Set Healthy Boundaries

It’s important for couples to be on the same page regarding their finances. Sit down together and discuss how much can be spent per month on non-essentials. Establish and agree upon a few basic guidelines and create a structure for how you will spend and save money. If one of you is more disciplined than the other, you might consider having the disciplined spouse manage the monthly budget and spending.


Most often, one spouse acts as the Chief Financial Officer of the household, managing all bills, budgets, savings, investments, and insurance policies. However, it can be helpful for both partners to understand their spending versus their saving. If time allows, sit down together once a month for a “financial summit” as my sister Tracy says, to review credit card statements, account transactions, and other bills and check for any possible errors.

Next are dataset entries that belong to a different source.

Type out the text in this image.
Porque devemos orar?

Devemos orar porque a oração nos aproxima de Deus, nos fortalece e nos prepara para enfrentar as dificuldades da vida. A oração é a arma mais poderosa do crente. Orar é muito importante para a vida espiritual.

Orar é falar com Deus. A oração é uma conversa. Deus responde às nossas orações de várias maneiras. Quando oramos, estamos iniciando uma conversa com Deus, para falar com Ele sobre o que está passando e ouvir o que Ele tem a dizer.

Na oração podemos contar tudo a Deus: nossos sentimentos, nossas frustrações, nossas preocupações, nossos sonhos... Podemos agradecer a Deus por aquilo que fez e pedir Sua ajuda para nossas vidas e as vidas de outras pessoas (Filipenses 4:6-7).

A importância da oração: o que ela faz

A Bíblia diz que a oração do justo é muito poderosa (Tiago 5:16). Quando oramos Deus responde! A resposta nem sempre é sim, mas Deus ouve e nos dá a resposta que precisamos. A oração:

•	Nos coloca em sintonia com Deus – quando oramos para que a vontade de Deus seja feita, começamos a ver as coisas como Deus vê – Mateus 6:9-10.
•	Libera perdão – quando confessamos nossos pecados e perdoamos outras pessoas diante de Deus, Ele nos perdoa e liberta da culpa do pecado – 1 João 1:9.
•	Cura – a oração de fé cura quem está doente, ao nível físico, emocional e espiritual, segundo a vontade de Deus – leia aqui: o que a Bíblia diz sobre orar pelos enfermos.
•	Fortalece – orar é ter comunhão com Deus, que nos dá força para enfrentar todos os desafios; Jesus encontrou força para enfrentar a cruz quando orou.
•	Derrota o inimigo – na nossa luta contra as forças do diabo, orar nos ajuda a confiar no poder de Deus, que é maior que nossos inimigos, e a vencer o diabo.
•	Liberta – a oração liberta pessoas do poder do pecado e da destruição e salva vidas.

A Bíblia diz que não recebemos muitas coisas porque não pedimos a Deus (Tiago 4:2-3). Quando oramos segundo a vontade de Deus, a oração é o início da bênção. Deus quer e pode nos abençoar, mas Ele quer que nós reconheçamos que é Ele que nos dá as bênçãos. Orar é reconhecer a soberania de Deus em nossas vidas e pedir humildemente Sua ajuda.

Ongoing input from both partners will strengthen your relationship and create a true partnership.

Reward Yourself

Set aside a portion of pocket money that you and your spouse can each spend every month on something you love, whether it’s a massage, a round of golf, or a steak dinner. Along with saving for long-term goals, set small objectives or goals you can reasonably accomplish each month and celebrate your success.

Enlist the Help Of An Unbiased Third-Party

Sometimes the best way to ease money tensions is to work with an objective third-party, whether that’s a financial advisor, a marriage counselor, or both. A financial professional can work with you and your spouse to review your financial landscape, identify any gaps in your insurance coverage, assist you in establishing short and long-term goals, help you stay on track, and provide professional and knowledgeable advice.

Although the topic of finance can occasionally cause tension, money doesn’t have to become a constant source of concern in a relationship. Invest the time to understand your unique way of viewing finances and address spending habits and savings goals, uphold transparency regarding purchases, and communicate effectively.